Recently I had the opportunity to meet the French designer and teacher Maud Jarnoux who was at Statens Værksteder for Kunst / the Danish Art Workshops on Strandgade where she has been working on a project inspired by the light and the colours of Copenhagen.
Walking around the city, she has sketched buildings and details of the architecture with annotations of the colours and matched those colours on site using pastels.
Back in the studio, those colours were matched in acrylic paint that was applied to sheets of thin card and again checked against small flakes of paint collected or checked against the notes and back out at the buildings.
Maud feels that the colours have not only changed over time - as fashions and paints change - but that colours also change from area to area and with the types of buildings and also with the light in different parts of the city that are reflected in subtle differences.
The next step, to me, seemed to be the amazing and incredibly creative and imaginative stage of the project.
Maud describes herself as a colour designer but she is also a textile designer. She cut the sheets of painted card into regular strips and these were then woven together in various combinations that were inspired by and reflect many of the colour combinations seen around the city on its buildings.

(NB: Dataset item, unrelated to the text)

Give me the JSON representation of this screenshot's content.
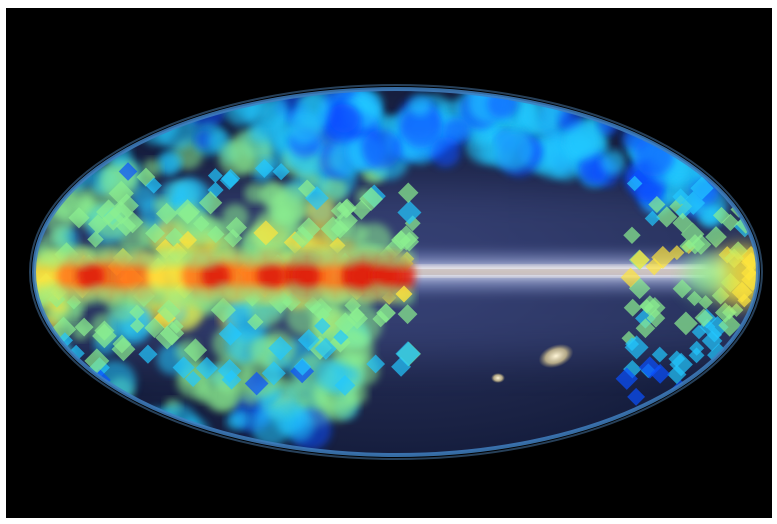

I have always been fascinated by the light in the city and in the colours of the plaster and the woodwork of the buildings and have got as far as appreciating that colour varies with the quality of the plaster or wood or stone. Uneven surfaces absorb or reflect light across a wall to cause distinct and often subtle changes in the density and quality of colours and - although Danes may take the work of Danish house painters for granted - the woodwork of doors and windows in the city, usually using linseed oil paints so with a matt finish, have a depth and a consistency and a quality of colour rarely matched in other cities …. but what this project by Maud Jarnoux did was open my eyes to strong and distinct combinations of colours in a single building: a deep warm pink on a wall combined with a gun-metal grey on woodwork or the range of deep green colours used for woodwork or stonework that is not actually a single consistent colour but a colour created by a range of often very different colours in distinct flecks or grain.
In a final stage, back in the workshop, colours were matched in linseed oil paint that was applied to split lengths of ash and these thin strips of coloured wood were woven together into large panels, using different weaving patterns and different combinations of colour, for what are, in essence, the weft and warp.
With woven fabrics it is the weave and the combination of different thicknesses of yarn and different colours that together create a texture and pattern and that controls how we perceive the overall colour and character of the textile. Here, that has been achieved with wood.
There is a link with the weaving of baskets and, in some cultures, the weaving of panels for walls and fences in willow or reed or split laths and other materials, with or without the bark stripped but this seems to me to be a truly remarkable and extremely imaginative project that makes us look again and reassess and appreciate anew the colours in the buildings around us.